Mais belo é fazer como S. Teresinha de Jesus que passou longo tempo rezando para que um criminoso que ia ser executado se arrependesse antes da execução e, como o bom ladrão, alcançasse o Céu no momento final (2). Ou da família de S. Maria Gorete que perdoou o homem que a matou. Ele se arrependeu e estava presente na sua canonização.

Lamentavelmente vi muita gente que parecia lutar apenas para que fosse poupada a vida natural de Archer. Quantos estavam preocupados com sua alma?

Quem foi ele?

Um traficante. Um escravo de vários vícios. Um homem que contribuiu para aplicar a pena de morte em inúmeras vítimas. Pena de morte aplicada gradualmente. Um homem que trocou a felicidade pelo prazer. Teve uma vida vazia em meio a mil prazeres fugazes. Pior: não sei se percebeu.

Arrependeu-se? As notícias não nos passaram tal ideia. No final parece que só houve uma certa aflição. Muito triste.

Aceitei sua condenação? Sim. Julgo que foi melhor para ele e para a sociedade. Pela sua vida na cadeia(http://www.diariodocentrodomundo.com.br/o-perfil-de-marco-archer-por-um-jornalista-que-conversou-com-ele-4-dias-na-prisao/) não creio que ela o teria tornado um homem melhor. Assim, ao sair, provavelmente voltaria à sua vida de crimes.

Ainda assim rezei por Archer. Um pouco. Miseravelmente pouco. Senti em minha carne a verdade: uma coisa é saber; outra, viver.
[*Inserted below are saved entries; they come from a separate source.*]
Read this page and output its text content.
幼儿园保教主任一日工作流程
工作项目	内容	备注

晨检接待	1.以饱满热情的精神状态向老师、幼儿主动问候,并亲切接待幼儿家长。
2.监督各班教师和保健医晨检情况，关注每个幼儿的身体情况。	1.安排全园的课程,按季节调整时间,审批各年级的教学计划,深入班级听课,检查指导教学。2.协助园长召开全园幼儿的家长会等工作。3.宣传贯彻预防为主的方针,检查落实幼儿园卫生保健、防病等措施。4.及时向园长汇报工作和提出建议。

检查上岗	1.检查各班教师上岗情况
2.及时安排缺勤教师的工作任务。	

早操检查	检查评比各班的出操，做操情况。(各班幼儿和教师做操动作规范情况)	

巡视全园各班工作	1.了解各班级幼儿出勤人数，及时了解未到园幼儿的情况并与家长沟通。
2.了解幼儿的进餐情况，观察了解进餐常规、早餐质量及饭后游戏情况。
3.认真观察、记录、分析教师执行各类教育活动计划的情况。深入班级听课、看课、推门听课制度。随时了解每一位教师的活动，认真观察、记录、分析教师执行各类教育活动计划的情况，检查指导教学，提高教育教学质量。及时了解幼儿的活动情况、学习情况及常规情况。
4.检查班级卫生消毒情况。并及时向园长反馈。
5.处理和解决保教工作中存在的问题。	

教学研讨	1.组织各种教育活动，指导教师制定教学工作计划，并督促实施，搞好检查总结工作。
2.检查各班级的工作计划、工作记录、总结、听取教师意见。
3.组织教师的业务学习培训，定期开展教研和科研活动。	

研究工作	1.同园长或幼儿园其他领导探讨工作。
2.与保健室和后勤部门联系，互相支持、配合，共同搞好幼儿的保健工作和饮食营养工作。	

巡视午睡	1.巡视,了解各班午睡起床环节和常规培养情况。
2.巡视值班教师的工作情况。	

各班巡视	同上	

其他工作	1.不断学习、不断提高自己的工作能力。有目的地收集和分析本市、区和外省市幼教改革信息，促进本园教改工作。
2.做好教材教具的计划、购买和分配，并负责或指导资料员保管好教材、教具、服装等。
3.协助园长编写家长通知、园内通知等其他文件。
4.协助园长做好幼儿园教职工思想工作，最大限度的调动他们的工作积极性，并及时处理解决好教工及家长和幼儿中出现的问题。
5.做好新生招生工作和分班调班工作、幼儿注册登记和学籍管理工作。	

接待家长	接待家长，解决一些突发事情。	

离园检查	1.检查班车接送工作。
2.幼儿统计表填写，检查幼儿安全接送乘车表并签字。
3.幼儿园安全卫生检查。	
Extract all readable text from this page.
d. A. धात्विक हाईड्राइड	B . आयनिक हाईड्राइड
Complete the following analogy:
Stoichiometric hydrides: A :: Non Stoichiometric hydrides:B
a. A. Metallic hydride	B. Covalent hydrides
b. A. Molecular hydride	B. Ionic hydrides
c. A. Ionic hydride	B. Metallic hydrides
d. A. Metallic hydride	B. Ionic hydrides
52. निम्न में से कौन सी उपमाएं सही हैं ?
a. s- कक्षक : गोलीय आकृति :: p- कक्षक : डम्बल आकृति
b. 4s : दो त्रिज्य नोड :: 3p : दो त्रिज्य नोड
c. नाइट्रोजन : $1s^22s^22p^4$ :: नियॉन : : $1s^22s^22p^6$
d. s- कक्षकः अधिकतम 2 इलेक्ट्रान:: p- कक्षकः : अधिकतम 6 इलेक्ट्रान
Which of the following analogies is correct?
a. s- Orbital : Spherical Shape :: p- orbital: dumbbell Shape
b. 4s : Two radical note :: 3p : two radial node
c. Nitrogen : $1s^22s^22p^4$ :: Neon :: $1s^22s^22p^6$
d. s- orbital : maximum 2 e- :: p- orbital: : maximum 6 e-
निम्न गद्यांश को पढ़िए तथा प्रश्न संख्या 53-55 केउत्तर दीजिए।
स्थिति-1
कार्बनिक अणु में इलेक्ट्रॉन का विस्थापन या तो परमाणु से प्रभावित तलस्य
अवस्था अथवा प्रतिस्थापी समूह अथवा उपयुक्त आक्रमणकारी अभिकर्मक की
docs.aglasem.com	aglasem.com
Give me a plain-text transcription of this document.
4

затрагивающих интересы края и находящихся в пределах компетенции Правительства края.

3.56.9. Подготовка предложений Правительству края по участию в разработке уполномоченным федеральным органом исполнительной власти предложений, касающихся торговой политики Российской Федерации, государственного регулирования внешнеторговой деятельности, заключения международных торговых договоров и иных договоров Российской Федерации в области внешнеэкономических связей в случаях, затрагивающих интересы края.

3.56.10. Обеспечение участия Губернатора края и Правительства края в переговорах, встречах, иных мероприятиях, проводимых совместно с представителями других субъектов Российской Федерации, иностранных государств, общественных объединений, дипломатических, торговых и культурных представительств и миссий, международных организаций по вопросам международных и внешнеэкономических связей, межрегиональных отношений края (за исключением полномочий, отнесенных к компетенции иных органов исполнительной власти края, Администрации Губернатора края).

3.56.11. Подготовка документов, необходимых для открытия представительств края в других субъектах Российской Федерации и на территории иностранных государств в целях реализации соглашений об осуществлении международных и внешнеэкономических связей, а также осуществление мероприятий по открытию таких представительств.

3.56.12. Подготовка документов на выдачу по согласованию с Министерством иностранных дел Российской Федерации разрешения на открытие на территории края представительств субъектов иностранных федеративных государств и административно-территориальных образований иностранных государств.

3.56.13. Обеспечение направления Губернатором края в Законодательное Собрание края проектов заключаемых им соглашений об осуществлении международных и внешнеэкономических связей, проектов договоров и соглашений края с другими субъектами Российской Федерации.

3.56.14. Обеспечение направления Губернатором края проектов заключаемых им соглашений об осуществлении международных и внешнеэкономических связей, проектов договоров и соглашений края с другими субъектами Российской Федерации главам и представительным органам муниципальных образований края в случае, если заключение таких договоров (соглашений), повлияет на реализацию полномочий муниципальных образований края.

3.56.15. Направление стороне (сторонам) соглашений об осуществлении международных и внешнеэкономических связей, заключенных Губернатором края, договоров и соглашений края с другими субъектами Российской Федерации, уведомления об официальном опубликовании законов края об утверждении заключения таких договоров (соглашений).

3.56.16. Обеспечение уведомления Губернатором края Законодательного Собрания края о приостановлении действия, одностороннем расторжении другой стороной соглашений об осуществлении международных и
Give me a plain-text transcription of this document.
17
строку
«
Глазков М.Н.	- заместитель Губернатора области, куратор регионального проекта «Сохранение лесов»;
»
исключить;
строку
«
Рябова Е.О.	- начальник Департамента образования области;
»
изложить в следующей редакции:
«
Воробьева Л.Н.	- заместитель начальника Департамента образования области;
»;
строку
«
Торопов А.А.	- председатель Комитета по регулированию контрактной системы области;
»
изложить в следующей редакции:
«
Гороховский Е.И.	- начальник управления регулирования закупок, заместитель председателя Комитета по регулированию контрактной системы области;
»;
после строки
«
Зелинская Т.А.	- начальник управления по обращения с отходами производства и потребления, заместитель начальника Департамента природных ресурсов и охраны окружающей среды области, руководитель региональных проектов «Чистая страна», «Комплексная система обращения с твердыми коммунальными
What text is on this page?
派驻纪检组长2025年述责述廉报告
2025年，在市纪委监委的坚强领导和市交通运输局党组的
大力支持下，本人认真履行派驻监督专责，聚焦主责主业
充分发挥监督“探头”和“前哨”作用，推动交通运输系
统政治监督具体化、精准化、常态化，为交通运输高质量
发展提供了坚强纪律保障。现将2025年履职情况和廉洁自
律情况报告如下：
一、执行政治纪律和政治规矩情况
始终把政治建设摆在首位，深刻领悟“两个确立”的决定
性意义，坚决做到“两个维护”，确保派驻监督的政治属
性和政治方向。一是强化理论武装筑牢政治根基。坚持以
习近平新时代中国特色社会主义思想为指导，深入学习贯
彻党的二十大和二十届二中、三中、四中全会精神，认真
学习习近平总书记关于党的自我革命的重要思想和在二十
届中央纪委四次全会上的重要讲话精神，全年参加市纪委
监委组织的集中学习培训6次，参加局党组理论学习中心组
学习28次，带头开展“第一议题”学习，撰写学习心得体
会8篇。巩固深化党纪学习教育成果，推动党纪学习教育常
Não sou como os mártires, ou Santa Teresinha. Fica o meu confiteor:

Minha culpa, minha culpa, minha máxima culpa.

Notas:

  1. Os moralistas católicos – seguindo S. Tomás – afirmam que é lícita a “ira santa” ou “ódio de abominação”. Eis o que diz o teólogo dominicano Royo Marin: O ÓDIO DE ABOMINAÇÃO (que recai sobre o próximo enquanto pecador, perseguidor da Igreja, ou pelo mal que nos causa injustamente) pode ser reto e legítimo se se detesta, não a própria pessoa do próximo, mas o que há de mau nela; mas, se a odeia pelo que há nela de bom ou pelo mau que nos causa justamente (por exemplo o ódio ao juiz, ou ao superior, que castiga justamente o delinquente), se opõe à caridade (…) e é pecado de si grave, a não ser por paridade de matéria ou imperfeição do ato”.
Mais adiante diz o autor: “Não há pecado algum em desejar ao próximo algum mal físico, mas devido à razão do bem moral  (por exemplo, uma enfermidade para que se arrependa de sua vida má). Tampouco o seria alegrar-se com a morte do próximo que semeia erros ou heresias, persegue a Igreja, etc, desde que tal alegria não redunde em ódio para a própria pessoa que causava aquele mal. A razão é porque odiar o que de si é odiável não é nenhum pecado, mas de todo obrigatório quando se odeia segundo a reta ordem da razão e no modo e finalidade devidas. Contudo, há que estar muito alerta para não passar do ódio de legítima abominação ao ódio de inimizade para a pessoa culpável, o qual jamais é lícito ainda que se trate de um grande pecador (…). (Marin, Royo, Teología Moral para seglares I, BAC, Madrid, 1973, p.405).
 2. “Certa vez soube que um homem havia sido condenado á morte por ser criminoso. Este homem estava revoltado contra Deus e contra todos. Teresinha começou a rezar e fazer sacrifícios para que antes de morrer voltasse seu coração para Deus… e foi com grande alegria que ficou sabendo que no momento antes de morrer aquele homem pediu o crucifixo e com profunda reverência e respeito o beijou. Era um sinal do céu! Tinha-se convertido! Estava salvo”.